German pathologist (1835–1926)

Karl Joseph Eberth (21 September 1835 – 2 December 1926) was a German pathologist and bacteriologist who was a native of Würzburg.

== Biography ==
In 1859 he earned his doctorate at the University of Würzburg, and became an assistant to anatomist Albert von Kölliker (1817–1905). In 1869 he became a full professor of pathological anatomy at the University of Zurich, and from 1881 until his retirement in 1911, he was a professor at the University of Halle.

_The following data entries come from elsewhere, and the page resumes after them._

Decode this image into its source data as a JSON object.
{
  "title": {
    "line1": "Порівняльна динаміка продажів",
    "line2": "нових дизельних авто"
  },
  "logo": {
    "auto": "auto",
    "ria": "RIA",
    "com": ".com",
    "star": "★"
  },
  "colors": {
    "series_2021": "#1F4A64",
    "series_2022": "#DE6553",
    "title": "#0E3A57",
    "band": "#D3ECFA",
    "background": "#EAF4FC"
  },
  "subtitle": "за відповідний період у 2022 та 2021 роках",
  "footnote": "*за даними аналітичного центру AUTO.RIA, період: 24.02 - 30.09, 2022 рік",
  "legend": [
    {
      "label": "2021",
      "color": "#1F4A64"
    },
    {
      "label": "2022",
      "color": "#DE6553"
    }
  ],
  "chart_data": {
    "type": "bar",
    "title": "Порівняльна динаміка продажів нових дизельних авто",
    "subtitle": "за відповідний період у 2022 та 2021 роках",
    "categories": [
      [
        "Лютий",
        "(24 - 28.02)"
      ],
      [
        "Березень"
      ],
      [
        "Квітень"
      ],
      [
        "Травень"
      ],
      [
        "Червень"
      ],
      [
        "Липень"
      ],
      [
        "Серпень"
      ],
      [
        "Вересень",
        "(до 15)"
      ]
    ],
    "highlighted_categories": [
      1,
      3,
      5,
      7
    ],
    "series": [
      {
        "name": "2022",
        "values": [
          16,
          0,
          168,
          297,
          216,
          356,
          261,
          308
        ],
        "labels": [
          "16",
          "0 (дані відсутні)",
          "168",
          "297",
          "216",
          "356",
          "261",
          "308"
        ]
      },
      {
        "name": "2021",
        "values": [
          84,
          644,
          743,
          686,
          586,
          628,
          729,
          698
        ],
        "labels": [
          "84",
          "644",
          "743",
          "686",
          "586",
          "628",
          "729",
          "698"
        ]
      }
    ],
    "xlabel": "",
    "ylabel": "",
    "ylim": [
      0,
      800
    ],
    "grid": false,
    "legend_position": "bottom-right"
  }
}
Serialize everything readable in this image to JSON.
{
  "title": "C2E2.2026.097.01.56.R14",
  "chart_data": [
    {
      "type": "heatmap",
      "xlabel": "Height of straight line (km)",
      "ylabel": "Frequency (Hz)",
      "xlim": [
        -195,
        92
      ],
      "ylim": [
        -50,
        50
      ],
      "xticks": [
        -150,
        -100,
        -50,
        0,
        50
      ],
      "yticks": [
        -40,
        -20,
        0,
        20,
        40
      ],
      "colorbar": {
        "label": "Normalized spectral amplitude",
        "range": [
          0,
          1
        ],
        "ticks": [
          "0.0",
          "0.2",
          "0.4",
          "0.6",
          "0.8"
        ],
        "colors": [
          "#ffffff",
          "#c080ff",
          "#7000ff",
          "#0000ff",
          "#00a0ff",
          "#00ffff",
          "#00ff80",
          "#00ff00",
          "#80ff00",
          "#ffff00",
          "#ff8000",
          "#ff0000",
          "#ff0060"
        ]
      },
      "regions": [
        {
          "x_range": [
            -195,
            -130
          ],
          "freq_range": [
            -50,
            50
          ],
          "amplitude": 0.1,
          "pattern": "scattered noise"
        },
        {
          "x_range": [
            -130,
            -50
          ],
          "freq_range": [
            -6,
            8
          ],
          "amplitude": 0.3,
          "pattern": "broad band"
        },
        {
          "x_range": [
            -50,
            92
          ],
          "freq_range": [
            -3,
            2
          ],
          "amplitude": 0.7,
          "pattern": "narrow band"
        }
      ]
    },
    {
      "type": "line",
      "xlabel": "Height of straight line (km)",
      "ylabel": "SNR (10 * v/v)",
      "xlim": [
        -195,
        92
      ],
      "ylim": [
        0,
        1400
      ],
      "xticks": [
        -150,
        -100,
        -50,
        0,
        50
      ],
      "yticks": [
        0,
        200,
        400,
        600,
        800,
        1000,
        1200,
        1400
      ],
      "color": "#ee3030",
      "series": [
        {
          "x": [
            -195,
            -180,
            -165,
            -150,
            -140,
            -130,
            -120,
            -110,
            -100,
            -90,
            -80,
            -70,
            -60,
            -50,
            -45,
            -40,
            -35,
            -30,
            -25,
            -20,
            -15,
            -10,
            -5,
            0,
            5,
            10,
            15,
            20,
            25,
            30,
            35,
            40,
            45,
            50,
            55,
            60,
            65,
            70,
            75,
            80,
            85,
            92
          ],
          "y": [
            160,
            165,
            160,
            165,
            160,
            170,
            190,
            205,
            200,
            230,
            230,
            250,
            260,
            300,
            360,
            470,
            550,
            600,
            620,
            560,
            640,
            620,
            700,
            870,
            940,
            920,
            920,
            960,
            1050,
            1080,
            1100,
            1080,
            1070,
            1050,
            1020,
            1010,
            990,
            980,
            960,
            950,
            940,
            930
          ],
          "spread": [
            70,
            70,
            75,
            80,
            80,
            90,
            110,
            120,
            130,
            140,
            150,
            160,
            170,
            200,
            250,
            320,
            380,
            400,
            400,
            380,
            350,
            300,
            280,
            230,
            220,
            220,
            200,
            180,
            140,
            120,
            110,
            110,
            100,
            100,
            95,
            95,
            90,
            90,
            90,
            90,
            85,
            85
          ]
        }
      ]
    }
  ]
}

In 1880 Eberth described a bacillus that he suspected was the cause of typhoid. In 1884 pathologist Georg Theodor August Gaffky (1850–1918) confirmed Eberth's findings, and the organism was given names such as "Eberthella typhi", "Eberth's bacillus" and "Gaffky-Eberth bacillus". Today the bacillus that causes typhoid fever goes by the scientific name of Salmonella enterica subspecies enterica serovar Typhi.

== Associated eponyms ==
- "Eberth's lines": Microscopic lines that appear between the cells of the myocardium when stained with silver nitrate.
- "Eberth's perithelium": an incomplete layer of connective tissue cells encasing the blood capillaries.

== Selected works ==
- Untersuchungen über nematoden, (Leipzig : W. Engelmann, 1863).
- Zur Kenntnis der Bacteritischen Mykosen, (Leipzig : Engelmann, 1872).
- Zur kenntniss der blutplättchen bei den niederen wirbelthieren, (Leipzig, Engelmann, 1887).
- Die Thrombose nach Versuchen und Leichenbefunden, with Curt Schimmelbusch, (Stuttgart, 1888).
- Die männlichen Geschlechtsorgane, (Jena, Fischer, 1904).